Диор жадно развернул рулоны. В них было по несколько метров китайского шелка — темно-зеленого, нежно-лилового и бледно-розового. В этой мрачной обстановке, после стольких лет, окрашенных в хаки, цвета явились странным, почти болезненным напоминанием о навсегда утраченном мире красоты. Глаза Диора блеснули.
— Сколько вы за них хотите?
— По тысяче франков за метр.
Диор снисходительно рассмеялся:
— Для кого, вы думаете, я шью платья? Для Марии-Антуанетты? Даю сотню за метр.
* * *
Спустя час они возвращались в Париж в машине, набитой шелком. Диор со счастливым видом прижимал шуршащие свертки к груди, чтобы не запачкать. Они долго торговались с Клодет и сошлись наконец на двухстах пятидесяти франках за метр.

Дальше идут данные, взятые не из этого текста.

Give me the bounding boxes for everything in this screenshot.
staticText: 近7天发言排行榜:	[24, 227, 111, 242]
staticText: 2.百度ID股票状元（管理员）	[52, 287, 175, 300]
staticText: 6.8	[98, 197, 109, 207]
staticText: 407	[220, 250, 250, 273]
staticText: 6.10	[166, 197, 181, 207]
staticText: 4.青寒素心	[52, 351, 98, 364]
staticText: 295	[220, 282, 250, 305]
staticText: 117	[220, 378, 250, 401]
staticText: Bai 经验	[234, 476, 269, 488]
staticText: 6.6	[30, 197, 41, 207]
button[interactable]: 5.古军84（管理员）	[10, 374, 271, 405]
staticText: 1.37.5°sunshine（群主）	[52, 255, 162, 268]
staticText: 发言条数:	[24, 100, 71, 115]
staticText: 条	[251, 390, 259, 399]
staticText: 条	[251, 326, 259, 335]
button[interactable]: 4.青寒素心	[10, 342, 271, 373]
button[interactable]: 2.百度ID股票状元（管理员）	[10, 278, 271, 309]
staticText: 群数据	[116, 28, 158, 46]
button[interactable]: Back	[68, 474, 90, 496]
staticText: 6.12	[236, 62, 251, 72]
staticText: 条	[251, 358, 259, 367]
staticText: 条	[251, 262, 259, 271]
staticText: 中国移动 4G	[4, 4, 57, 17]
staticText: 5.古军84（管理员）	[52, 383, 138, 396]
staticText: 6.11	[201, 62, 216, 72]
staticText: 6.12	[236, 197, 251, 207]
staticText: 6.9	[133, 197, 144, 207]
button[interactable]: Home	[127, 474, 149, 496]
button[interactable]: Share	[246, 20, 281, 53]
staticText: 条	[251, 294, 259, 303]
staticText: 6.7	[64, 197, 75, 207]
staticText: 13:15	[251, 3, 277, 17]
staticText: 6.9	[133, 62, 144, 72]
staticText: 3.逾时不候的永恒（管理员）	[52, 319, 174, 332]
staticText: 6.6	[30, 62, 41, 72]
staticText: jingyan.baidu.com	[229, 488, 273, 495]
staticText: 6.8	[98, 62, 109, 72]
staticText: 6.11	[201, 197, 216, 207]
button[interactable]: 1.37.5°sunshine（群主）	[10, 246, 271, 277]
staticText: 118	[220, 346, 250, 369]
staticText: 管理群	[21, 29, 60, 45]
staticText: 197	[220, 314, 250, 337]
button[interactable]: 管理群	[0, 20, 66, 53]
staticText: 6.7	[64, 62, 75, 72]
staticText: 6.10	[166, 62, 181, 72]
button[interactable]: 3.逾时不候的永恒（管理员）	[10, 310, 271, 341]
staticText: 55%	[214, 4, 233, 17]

— Это, наверное, единственные отрезы чесучи, которые остались сегодня во Франции! — ликовал Диор. — И вы будете ее носить! — Он погрузил длинный нос в шелк, как будто это была охапка роз, и глубоко вдохнул. — Господи, он так приятно пахнет!
— А как он пахнет? — с интересом спросила Купер.
— Вы никогда не нюхали шелк?
— Не припоминаю такого, — призналась она. — Я всегда носила старый добрый американский хлопок.
— Вот, понюхайте! — Он сунул рулон ей в лицо, из-за чего она чуть не съехала с дороги. — Что вы об этом думаете?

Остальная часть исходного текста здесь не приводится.